I also have 28 array accesses per calculation, all in normal GPU memory.

I was hoping that people more experienced with GPU programming than I could give me some advice. Is the calculation too large to do with a GPU? The single calculation alone (the array accesses and FLOP together) take 35 ms per time step. Is this more or less typical? I don’t really see how I can make it any faster. Would the job go much faster with a Tesla? How much faster about?

It is impossible to give good advice based on the scant information provided. Based on your stated ratio of FLOPS to memory accesses it would appear your code is probably bandwidth limited. If so, make sure you are maximizing effective bandwidth by coalescing accesses, use of texture or constant memory where appropriate.

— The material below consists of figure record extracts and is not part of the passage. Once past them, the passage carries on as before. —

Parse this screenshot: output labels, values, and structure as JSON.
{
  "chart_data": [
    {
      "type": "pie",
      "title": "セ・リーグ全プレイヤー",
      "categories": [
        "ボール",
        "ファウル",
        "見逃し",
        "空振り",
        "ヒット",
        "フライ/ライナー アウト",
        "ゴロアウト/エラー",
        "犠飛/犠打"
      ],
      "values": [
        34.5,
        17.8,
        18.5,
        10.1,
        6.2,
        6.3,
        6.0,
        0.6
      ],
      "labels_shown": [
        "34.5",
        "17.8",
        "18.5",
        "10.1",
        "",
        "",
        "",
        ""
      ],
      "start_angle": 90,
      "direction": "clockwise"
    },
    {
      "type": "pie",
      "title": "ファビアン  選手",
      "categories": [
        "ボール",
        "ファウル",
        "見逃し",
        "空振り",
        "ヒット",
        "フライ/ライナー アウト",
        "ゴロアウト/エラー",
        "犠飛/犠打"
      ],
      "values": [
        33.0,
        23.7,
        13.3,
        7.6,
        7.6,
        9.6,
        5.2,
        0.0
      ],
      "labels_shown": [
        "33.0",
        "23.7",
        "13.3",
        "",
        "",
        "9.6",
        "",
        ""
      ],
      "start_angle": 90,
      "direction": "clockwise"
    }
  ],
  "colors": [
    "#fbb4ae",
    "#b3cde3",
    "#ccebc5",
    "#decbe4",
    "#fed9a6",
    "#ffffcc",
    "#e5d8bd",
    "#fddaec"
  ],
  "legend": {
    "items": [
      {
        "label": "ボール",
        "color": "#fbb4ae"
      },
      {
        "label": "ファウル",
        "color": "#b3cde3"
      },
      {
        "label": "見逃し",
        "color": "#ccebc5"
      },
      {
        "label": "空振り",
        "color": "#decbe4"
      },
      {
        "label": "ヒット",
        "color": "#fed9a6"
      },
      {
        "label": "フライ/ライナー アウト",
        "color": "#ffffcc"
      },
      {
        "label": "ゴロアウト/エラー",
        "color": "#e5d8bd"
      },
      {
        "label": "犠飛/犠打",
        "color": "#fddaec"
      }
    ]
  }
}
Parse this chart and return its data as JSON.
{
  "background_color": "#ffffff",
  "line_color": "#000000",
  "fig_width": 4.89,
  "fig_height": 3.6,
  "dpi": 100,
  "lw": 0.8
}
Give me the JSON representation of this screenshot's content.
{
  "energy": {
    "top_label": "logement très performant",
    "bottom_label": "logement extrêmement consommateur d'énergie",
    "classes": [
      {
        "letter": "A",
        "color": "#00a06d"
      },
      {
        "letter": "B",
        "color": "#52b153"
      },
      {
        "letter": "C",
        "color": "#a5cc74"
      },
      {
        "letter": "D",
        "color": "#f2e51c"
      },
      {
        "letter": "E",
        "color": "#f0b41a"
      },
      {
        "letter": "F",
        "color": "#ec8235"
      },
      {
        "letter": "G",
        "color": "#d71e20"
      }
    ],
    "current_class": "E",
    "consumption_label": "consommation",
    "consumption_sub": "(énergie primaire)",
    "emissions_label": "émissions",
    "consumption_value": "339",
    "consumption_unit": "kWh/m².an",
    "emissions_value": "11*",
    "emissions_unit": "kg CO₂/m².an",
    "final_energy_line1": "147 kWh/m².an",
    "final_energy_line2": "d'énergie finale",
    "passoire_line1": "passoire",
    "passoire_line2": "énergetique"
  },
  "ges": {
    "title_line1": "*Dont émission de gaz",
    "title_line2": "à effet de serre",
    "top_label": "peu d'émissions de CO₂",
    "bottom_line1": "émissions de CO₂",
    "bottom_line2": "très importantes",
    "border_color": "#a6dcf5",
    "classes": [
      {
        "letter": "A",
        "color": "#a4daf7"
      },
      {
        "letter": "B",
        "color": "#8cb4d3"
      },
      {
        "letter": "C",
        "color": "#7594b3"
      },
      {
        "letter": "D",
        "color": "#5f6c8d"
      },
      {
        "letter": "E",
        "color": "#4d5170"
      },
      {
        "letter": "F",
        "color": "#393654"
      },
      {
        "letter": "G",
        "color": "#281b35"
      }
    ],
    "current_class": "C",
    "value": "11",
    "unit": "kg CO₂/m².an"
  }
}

The code snippet posted on StackOverflow shows many floating-point divisions. It is not clear whether these are single-precision of double-precision divisions, and how you are compiling your code (-prec-div, -use_fast_math flags). Assuming you are at least partially limited by computation on account of the many divisions, check whether you can re-arrange the computation to minimize the number of divisions. If this is single-precision computation, try using approximate divisions instead of IEEE-rounded ones (obviously this may impact the accuracy of your results, so keep an eye out for that).

As was already noted by talonmies on StackOverflow, you seem to be comparing a fairly state-of-the art multi-core CPU system with an older, mid-range (at the time) GPU.